Saturday, September 17, 2011

Food Quest! Getting Greeky Part 1

Adventuring around the world can leave one with one heck of an appetite. Lucky for us, we're in the land of amazing food =D Greece is home to a wide variety of mouth-foaming deliciousness. Tastes for every type: veggies lovers, meat munchers, and sweet-tooth seekers all find solace in the mainland (and island) cuisine. Each region prides itself on a variety of different, unique dishes. However, the larger more metropolitan areas have their fair share of similarities with other western cuisines.

Warning! The following foods were ordered, devoured, and processed by Christina and Roland.
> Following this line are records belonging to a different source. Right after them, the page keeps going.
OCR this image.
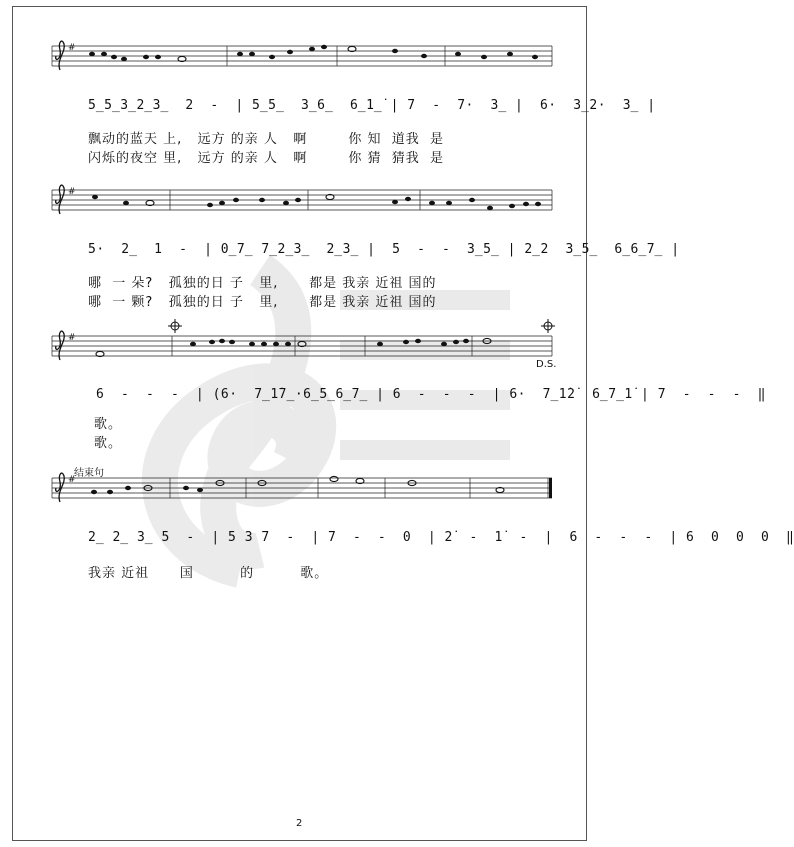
#
#
#
#
5̲5̲3̲2̲3̲  2  -  | 5̲5̲  3̲6̲  6̲1̲̇ | 7  -  7·  3̲ |  6·  3̲2·  3̲ |
飘动的蓝天 上,   远方 的亲 人   啊        你 知  道我  是
闪烁的夜空 里,   远方 的亲 人   啊        你 猜  猜我  是
5·  2̲  1  -  | 0̲7̲ 7̲2̲3̲  2̲3̲ |  5  -  -  3̲5̲ | 2̲2  3̲5̲  6̲6̲7̲ |
哪  一 朵?   孤独的日 子   里,      都是 我亲 近祖 国的
哪  一 颗?   孤独的日 子   里,      都是 我亲 近祖 国的
D.S.
6  -  -  -  | (6·  7̲1̇7̲·6̲5̲6̲7̲ | 6  -  -  -  | 6·  7̲1̇2̇  6̲7̲1̇ | 7  -  -  -  ‖
歌。
歌。
结束句
2̲ 2̲ 3̲ 5  -  | 5 3 7  -  | 7  -  -  0  | 2̇  -  1̇  -  |  6  -  -  -  | 6  0  0  0  ‖
我亲 近祖      国         的         歌。
2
For example:

We got this scrumptious dish at a local restaurant for lunch. Pasta dish are originally from Italian cuisine, but they found their way across the narrow sea to our plates. It's not unusual for Greekies to dine on pasta. However, more traditional Greek cooking isn't heavy on this stringy delight.
Chicken salad w/ tomatoes, cucumbers, feta cheese, peppers, and light ceasar dressing

This delicious chicken salad is just another great example of Greek-Western fusion. You’re probably not moved at the sight or thought of it…. After all, it’s just a salad. Interestingly enough, Greekies don’t normally eat their greens in this manner. Most traditional Greek cuisine comes from the simple peasant foods that farmers eat on the daily.  A traditional Greek salad (called Xoriatikisalata [pronounced Hori-ah-t-key-sa-lata]) consists of a basic group of core home-grown vegies grown in the Greek countryside: tomatoes, onions, green peppers and cucumbers. Sometimes you’ll even find a handful of olives. It’s garnished with oregano, salt, and pepper; then topped off with chunks of feta cheese and a little bit of olive oil.  Soooo simple, yet soooo good =D

Tzatziki yogurt dip w/ garlic and olive oil.
If you haven’t heard of this delectable, yogurty dip, you’re definitely living under a rock. Tzatziki is as identifiable with Greek culture as philosophy, democracy, and the acropolis. Designed in the same light as most simplistic Greeky dishes, tzatziki is made with a combination of conventional Greek yogurt, garlic, and cucumbers mixed with olive oil. The final product is a creamy, yet sweet blend of flavors which set of explosions of delight on your taste buds.

Gyro – Souvlaki (lamb meat) w/ tomatoes, red onions, lettuce, and French fries on a pita.
Hungry and in a rush? There’s no better way to fill up your belly without hurting your wallet than a Greeky gyro. Athens is littered with these gyro stands the same way New York City has Hot-Dog carts. On average, it takes less than 2 minutes for you to walk up, select a meat (lamb, beef, pork, or chicken), and stroll away with a handful of awesomeness. Now that’s what I call “fast food.” For the budget sensitive consumer, this is definitely the food of choice. A typical gyro will only cost you anywhere between 2 and 4 Euros (depending where you go). That’s less than $5 American for a hearty meal; making the Greeky gyro the king of cheap eats.   

Baklava – Crunchy dough, nuts, and honey baked into luscious pastry.
The street name for it varies from a bak, lava, bakjob or b-job (for short)… This Greeky classic stands atop the list of most popular desserts. The combination of sweet honey with salty walnuts blend to make a heavenly delight that will likely thrust you into a sugar induced coma. No worries, you’ll snap out of it as soon as you realize that there’s still more on your plate. Addiction is a tough to fight, with baklava, you’ll give in to temptation with relative ease every time.

Hope you enjoyed reading it as much as we enjoyed eating it!
Stay tuned for more eats ;)     

1 comment:

  1. oh my GOD I am starving now!! I just called Corfu as you have inspired me (and it's the only place that will deliver right now). I know it doesn't compare to what you're eating but it'll have to do. Keep up the posts and enjoying the good life!

    ps very informative on the food descriptions!